Google’s smartphone business has been struggling to gain ground even as rivals Apple, Samsung and Huawei continue to upend competition with better “specced” devices every quarter.
Samsung grabbed the top position with 21 percent market share while Huawei, with 17 percent share was at the second spot and Apple settled at the third spot with 12 percent share in the global smartphone market in Q1 2019, according to Counterpoint Research.
Google Pixel, on the other hand, has a minuscule global market share despite arriving on the scene in 2016.
The mid-tier Pixel 3a and 3aXL, which cost Rs 39,999 and Rs 44,999 respectively, are now being seen as Google’s attempt to revive dwindling sales numbers.
According to Counterpoint, the Internet giant’s channel strategy stunted the growth of Pixel 3 and Pixel 3XL.
“While one could always debate about the Pixel 3 price upgrade as compared to its Pixel 2 series ($150 more) vis-a-vis spec upgrade, it was the channel strategy which constrained the growth of Pixel 3,” Karn Chauhan, Research Analyst at Counterpoint Research, told IANS.
The tech giant, earlier in April, admitted that it sold fewer Pixel phones owing to industry-wide pressure on high-end smartphones.
“Hardware results reflect lower year-on-year sales of Pixel, reflecting in part heavy promotional activity industry-wide given some of the recent pressures in the premium smartphone market,” Ruth Porat, Alphabet, and Google CFO had said in April.
However, according to Chauhan, Google has a chance to start things from scratch in some of the emerging countries like India where the premium market is growing fast.
“This can help Google to lock in some first-time users who are looking for premium features at affordable prices — eventually competing in the OnePlus segment,” Chauhan told IANS.
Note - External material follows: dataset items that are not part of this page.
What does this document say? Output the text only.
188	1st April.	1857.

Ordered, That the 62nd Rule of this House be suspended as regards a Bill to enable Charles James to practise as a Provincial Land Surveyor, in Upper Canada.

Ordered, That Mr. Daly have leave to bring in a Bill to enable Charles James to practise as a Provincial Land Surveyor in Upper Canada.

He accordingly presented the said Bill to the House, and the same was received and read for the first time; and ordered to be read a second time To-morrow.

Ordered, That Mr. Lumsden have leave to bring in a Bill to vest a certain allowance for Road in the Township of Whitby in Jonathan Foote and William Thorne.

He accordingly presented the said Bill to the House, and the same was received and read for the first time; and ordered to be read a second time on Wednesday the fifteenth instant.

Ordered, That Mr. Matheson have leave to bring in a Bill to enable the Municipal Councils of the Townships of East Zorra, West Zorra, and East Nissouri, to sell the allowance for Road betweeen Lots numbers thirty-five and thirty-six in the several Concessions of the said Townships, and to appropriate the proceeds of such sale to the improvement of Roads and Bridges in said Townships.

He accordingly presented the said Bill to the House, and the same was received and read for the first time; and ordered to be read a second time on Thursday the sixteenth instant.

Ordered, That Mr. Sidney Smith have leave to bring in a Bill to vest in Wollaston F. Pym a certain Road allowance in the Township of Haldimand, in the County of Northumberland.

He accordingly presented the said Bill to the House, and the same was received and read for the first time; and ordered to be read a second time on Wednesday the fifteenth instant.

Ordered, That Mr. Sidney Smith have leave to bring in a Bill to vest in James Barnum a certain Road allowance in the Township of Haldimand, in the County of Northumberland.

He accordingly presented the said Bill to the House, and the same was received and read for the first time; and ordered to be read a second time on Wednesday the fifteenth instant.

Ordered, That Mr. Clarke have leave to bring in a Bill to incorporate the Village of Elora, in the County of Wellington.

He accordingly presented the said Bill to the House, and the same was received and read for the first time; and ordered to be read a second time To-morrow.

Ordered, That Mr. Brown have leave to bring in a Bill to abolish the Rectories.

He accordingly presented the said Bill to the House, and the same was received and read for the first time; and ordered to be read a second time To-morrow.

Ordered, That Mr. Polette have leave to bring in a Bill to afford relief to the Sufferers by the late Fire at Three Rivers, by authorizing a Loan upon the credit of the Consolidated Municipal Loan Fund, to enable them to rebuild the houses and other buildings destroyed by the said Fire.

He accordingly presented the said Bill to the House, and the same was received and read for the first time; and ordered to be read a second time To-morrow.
But it is not easy in India — the world’s second largest smartphone market with — budget-conscious buyers.
“For Google, the new Pixels posted a good opportunity to bring its famed camera prowess into the mid-range segment.
“Unfortunately, the mid-range smartphone segment in India is very competitive, with many Chinese brands offering much better value propositions, including flagship grade specs at competitive prices,” Prabhu Ram, Head, Industry Intelligence Group (IIG), CMR, told IANS.
For Google, the new strategy is in a way emulating the Nexus path and may unfold well in other mature markets, and not in the hyper-competitive India market.
“I do not anticipate Google to ramp-up much volumes in India from its low market base,” noted Ram.
While Apple and Samsung flagships are available in more countries than Google, the reach of the Pixel series was limited to only handful of countries to target a potential user base that was looking to buy something different.
Lack of availability on retail shelves was a challenge for Google too.
“For example, in the US, it was limited to carrier Verizon,” Chauhan said.
In India, South Korean major Samsung regained the top spot in the premium segment in the first quarter of 2019, after losing three quarters in a row to Chinese handset maker OnePlus, according to Counterpoint Research.
The road ahead for Google in India is not easy as OnePlus and other Chinese handset makers are very strong in the segment Pixel 3a and 3aXL have entered, say experts.